Keep your dog on a short lead - It’s important that you have the correct lead for when on-lead walking is required. A good quality short lead (non-retractable) and matching walking accessories would be best to give you good control and to keep them close when you need to. This will be ideal if you come across areas with nesting birds or areas with livestock.
There may be times on the walk that you feel it’s safe to let your dog off the lead, and as long as they have good recall training it should be fine to let them free for a while.
If you come across other dog walkers it's best to keep your dog at heel. If you notice that their dog is on a lead, you should put your dog on a lead too. You never know at what stage of training other dogs are at, or how they react to pets that they don’t know. Be cautious and respectful at all times.
Don’t forget their treats - Make sure you bring along your dog’s treats so that you can reward their good behaviour. You may need to put their training to the test at certain times on the walk and a few treats will hopefully help to instil their manners.
Take drinking water with you - This is a must on any day out.
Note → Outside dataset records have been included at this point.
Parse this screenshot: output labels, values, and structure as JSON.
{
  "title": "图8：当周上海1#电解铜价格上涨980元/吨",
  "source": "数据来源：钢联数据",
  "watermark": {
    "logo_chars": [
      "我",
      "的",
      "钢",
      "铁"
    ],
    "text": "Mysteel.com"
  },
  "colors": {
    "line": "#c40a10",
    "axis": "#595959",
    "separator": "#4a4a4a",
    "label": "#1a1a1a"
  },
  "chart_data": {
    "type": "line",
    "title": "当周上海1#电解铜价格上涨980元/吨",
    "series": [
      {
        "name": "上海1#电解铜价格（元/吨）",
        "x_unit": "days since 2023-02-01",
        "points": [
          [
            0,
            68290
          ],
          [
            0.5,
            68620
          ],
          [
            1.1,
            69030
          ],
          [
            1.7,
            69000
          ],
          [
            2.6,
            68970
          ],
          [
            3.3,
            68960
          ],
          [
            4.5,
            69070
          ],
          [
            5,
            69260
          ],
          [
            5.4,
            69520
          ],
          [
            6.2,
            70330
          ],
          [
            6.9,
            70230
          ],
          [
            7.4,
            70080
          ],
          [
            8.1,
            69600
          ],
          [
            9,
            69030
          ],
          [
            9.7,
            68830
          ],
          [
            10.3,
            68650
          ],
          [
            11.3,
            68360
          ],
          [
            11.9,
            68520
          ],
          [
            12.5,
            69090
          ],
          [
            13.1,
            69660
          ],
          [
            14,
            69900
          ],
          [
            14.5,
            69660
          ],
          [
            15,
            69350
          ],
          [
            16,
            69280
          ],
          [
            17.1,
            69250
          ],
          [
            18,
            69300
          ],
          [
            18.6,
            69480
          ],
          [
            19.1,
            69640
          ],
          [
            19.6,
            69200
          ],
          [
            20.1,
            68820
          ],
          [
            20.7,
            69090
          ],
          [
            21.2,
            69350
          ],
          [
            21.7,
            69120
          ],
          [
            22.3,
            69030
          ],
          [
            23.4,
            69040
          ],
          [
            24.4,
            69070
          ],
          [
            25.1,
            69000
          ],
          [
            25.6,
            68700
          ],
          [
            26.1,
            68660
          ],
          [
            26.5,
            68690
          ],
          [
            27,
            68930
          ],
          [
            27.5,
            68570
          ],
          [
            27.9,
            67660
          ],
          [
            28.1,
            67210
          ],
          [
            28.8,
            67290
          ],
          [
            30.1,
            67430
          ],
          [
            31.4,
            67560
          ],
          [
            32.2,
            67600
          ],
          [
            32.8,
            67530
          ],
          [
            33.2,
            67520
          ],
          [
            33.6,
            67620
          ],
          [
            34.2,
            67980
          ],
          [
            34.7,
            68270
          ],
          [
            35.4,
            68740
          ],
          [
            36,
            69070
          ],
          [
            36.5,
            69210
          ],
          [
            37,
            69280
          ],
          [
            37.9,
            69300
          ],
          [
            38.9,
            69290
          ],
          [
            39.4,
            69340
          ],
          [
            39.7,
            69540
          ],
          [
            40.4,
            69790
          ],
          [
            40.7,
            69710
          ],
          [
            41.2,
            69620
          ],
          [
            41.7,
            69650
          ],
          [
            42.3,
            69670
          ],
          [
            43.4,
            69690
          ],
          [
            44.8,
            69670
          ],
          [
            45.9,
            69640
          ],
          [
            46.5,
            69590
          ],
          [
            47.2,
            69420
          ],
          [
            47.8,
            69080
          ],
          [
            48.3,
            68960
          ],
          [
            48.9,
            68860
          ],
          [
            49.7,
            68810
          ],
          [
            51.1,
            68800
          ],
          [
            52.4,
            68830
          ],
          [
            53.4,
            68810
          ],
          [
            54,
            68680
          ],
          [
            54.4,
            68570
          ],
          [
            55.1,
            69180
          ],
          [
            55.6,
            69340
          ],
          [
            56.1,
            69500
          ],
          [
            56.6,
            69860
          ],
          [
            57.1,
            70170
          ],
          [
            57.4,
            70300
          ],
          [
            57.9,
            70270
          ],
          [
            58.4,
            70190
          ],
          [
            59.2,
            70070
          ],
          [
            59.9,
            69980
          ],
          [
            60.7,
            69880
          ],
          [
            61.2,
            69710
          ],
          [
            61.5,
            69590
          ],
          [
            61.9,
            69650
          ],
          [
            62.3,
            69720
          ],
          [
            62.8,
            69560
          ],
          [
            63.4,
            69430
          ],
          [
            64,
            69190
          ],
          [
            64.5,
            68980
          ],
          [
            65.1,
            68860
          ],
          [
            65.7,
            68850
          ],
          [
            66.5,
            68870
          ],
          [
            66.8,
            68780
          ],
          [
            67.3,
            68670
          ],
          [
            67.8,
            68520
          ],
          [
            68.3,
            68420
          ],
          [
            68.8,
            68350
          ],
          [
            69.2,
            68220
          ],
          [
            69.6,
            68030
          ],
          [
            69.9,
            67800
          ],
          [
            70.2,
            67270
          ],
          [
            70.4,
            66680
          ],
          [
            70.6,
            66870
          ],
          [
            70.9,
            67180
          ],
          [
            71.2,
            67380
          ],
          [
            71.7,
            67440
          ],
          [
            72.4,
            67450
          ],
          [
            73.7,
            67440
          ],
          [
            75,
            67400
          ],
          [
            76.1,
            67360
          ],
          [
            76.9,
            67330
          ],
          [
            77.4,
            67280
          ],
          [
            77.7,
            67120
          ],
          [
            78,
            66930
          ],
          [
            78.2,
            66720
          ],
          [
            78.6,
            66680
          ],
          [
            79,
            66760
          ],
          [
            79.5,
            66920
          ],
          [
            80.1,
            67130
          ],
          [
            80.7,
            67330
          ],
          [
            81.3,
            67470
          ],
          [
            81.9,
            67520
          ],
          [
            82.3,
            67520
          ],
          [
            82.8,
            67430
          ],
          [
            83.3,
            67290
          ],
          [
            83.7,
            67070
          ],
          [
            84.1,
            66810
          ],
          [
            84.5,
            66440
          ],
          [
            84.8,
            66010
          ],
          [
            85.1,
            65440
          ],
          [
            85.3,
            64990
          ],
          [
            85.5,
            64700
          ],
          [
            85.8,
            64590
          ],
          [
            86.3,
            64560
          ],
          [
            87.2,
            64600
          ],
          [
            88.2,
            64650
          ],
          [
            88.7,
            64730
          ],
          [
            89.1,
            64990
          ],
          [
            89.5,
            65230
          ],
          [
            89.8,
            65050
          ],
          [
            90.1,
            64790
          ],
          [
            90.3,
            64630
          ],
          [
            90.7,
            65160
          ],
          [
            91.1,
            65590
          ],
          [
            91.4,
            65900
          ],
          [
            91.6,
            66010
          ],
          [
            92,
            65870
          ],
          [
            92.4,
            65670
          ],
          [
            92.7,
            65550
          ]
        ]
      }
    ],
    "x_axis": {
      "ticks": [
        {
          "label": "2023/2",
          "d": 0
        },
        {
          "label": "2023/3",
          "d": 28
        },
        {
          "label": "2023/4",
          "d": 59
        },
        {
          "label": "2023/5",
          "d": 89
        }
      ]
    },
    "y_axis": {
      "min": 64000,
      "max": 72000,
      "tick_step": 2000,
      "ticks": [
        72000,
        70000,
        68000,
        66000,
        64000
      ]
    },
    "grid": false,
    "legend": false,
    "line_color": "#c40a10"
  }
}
Just like us humans, our dogs will need some refreshments during the day. Some locations may have a dog-friendly coffee shop with water bowls for dogs, but other more remote locations may not which means you’ll have to take your own. We always like to pack the car with a travel bowl and a flask of water so that we can feed our canine friends wherever we may be.
We stock a brilliant range of travel bags that come with pet travel bowls and room for your other pet travel accessories too.
Check for ticks and fleas - When you get home, make sure to check your dog for any signs of ticks and fleas. Check their whole body, feeling down to the skin. If you feel any bulges, part the fur and check for ticks. If you find a tick, remove it with tweezers pulling it away from the skin. After you’ve checked for ticks, give your dog a good comb with a fine-tooth metal comb. Rake it through your pet’s fur checking for signs of fleas on the comb. If you do find any, give your pet a good bath with a flea treatment to kill the fleas.
We’d suggest treating your dog with a Flea and Tick treatment before taking them out to keep such pests at bay. There are also some brilliant Insect repelling products such the Scruffs Snood. These are great for outdoor pursuits where insects could irritate your dog.
Remember to plan ahead - As with any post-lockdown day out, make sure you plan ahead. Many locations remain closed or with some restrictions still in place. Ensure you know what the rules and regulations are at the place that you're visiting, and take any provisions that you'll need to help you stick to them.
Wherever your dog walks take you, we hope you enjoy your adventures with your canine companions. Hopefully we've given you plenty of helpful advice to keep your outdoor exercise fun for everyone whilst keeping you safe too. If you need any more advice in terms of certain health conditions and risks, you can always chat to your vet who will be happy to give you advice tailored to your specific dog.